Goal-oriented Estimation of Multiple Markov Sources in Resource-constrained Systems
Jiping Luo, Nikolaos Pappas
TL;DR
We address remote estimation of $M$ Markov sources in resource-constrained networks with a one-slot transmission delay and introduce the cost of actuation error (CAE) as the key performance metric. The problem is formulated as an average-cost CMDP and tackled via two transformations: Lagrangian relaxation yielding a lambda-optimal policy and Lyapunov drift converting the constraint into a virtual-queue stability problem, leading to a drift-plus-penalty objective. Two policies are developed: a low-complexity DPP policy for known statistics and a model-free LO-DRL policy based on PPO for unknown environments, both leveraging the one-slot expected CAE to decide sampling actions. Simulations demonstrate substantial CAE reductions and suppressed uninformative transmissions across single and multiple source setups, with LO-DRL delivering superior performance in uncertain or poor-channel conditions. The approach offers a practical, semantics-aware framework for resource-limited networked control systems with broad applicability to remote actuation tasks.
Abstract
This paper investigates goal-oriented communication for remote estimation of multiple Markov sources in resource-constrained networks. An agent decides the updating times of the sources and transmits the packet to a remote destination over an unreliable channel with delay. The destination is tasked with source reconstruction for actuation. We utilize the metric \textit{cost of actuation error} (CAE) to capture the state-dependent actuation costs.
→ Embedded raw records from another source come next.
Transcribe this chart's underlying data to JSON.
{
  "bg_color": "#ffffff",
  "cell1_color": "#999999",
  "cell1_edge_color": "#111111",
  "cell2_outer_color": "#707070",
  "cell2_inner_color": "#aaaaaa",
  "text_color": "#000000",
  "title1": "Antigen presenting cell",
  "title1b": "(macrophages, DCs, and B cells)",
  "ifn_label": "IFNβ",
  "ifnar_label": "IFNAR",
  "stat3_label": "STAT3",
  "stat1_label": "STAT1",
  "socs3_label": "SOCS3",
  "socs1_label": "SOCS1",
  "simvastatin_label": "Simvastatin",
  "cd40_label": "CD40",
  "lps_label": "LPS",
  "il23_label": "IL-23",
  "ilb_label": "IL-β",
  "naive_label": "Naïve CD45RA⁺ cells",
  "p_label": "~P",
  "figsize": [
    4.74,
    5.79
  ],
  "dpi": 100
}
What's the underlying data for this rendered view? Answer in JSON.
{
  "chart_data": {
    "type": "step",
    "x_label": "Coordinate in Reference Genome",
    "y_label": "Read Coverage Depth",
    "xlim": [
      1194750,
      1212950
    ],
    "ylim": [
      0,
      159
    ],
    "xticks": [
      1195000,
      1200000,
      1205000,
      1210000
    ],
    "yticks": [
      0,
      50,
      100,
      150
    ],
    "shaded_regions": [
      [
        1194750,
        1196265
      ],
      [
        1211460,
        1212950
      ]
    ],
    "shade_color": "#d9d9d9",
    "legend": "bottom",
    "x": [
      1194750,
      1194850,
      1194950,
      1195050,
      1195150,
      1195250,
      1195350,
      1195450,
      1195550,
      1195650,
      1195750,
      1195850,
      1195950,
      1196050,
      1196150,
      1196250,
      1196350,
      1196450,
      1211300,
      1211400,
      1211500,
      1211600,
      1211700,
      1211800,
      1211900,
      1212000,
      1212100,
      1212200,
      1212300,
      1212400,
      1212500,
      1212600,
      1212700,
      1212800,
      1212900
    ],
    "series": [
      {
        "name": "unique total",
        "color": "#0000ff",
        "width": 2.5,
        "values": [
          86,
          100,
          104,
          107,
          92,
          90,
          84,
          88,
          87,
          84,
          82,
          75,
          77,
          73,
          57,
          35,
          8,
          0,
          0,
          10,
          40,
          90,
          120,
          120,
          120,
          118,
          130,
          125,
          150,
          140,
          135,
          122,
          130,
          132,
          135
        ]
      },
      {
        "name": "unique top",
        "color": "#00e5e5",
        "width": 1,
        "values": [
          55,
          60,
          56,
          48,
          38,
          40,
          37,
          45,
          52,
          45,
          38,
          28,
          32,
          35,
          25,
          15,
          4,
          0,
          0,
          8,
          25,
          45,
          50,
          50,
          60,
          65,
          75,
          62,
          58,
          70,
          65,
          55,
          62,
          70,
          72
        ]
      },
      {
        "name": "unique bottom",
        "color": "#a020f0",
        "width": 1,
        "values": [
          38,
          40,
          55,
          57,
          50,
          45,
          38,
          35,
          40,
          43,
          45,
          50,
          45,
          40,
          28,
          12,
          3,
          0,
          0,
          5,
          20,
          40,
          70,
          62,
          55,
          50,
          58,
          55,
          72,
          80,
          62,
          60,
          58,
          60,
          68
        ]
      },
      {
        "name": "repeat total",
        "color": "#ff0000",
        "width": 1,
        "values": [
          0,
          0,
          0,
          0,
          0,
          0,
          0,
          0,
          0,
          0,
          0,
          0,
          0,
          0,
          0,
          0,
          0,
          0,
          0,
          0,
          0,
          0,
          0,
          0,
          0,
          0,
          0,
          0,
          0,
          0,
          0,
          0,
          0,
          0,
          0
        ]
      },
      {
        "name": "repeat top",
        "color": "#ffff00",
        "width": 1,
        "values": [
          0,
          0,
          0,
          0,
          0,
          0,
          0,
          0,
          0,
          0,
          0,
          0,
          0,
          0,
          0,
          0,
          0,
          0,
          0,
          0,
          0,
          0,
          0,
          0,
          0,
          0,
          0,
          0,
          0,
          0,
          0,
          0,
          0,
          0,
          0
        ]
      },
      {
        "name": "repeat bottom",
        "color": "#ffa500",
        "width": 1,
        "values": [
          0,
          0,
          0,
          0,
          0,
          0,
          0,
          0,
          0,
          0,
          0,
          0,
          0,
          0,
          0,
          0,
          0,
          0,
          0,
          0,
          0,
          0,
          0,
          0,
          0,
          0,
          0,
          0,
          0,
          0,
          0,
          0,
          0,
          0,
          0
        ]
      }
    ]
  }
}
We aim for a sampling policy that minimizes the long-term average CAE subject to an average resource constraint. We formulate this problem as an average-cost constrained Markov Decision Process (CMDP) and relax it into an unconstrained problem by utilizing \textit{Lyapunov drift} techniques. Then, we propose a low-complexity \textit{drift-plus-penalty} (DPP) policy for systems with known source/channel statistics and a Lyapunov optimization-based deep reinforcement learning (LO-DRL) policy for unknown environments. Our policies significantly reduce the number of uninformative transmissions by exploiting the timing of the important information.